Trump Tax Bill to Boost Biden’s Chip Tax Credit to 30%

The Senate’s draft tax bill calls for increasing an investment credit for semiconductor manufacturers, a potential boon for chipmakers that the Trump administration is urging to increase the size of their US projects.

The measure would increase the tax credit to 30% of investments in plants, up from 25%, giving chipmakers further incentive to break ground on new facilities before an existing 2026 deadline. Companies that start projects by the end of next year can continue to claim credits for continuous construction after that date — a policy that’s designed to get sites up and running while recognizing that chip factories take years to build.

The tax credit is one of the key incentives on offer from the 2022 Chips and Science Act, a bipartisan law that was a pillar of President Joe Biden’s domestic policy. The program also includes $39 billion in grants and up to $75 billion in loans for manufacturing projects, designed to boost the American semiconductor industry after decades of production shifting to Asia.

The tax credit, which isn’t capped, was already likely to be costlier than those other forms of subsidies — a function of how much investment the Chips Act has spurred. In almost every case, it will account for the greatest share of Chips Act incentives going to any one company, including those that didn’t win grant awards. Major beneficiaries of the grant program include Intel Corp., Taiwan Semiconductor Manufacturing Co., Samsung Electronics Co. and Micron Technology Inc.

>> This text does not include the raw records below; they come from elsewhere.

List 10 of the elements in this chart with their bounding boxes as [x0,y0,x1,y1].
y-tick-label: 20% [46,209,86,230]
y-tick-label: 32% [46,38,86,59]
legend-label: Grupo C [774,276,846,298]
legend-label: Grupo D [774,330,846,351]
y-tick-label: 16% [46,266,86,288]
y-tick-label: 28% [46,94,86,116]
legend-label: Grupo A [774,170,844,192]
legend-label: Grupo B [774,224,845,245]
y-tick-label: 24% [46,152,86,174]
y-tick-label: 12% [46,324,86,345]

President Donald Trump earlier this year called for repealing the Chips Act, but lawmakers in both parties have shown little desire to eliminate subsidies that provide high-paying jobs in their districts, in a sector seen as critical to national security. The Commerce Department, meanwhile, has continued to implement the grant program — while urging larger investments and reworking terms of awards that took months to negotiate. “We’re getting more value for the same dollars,” Commerce Secretary Howard Lutnick said this month.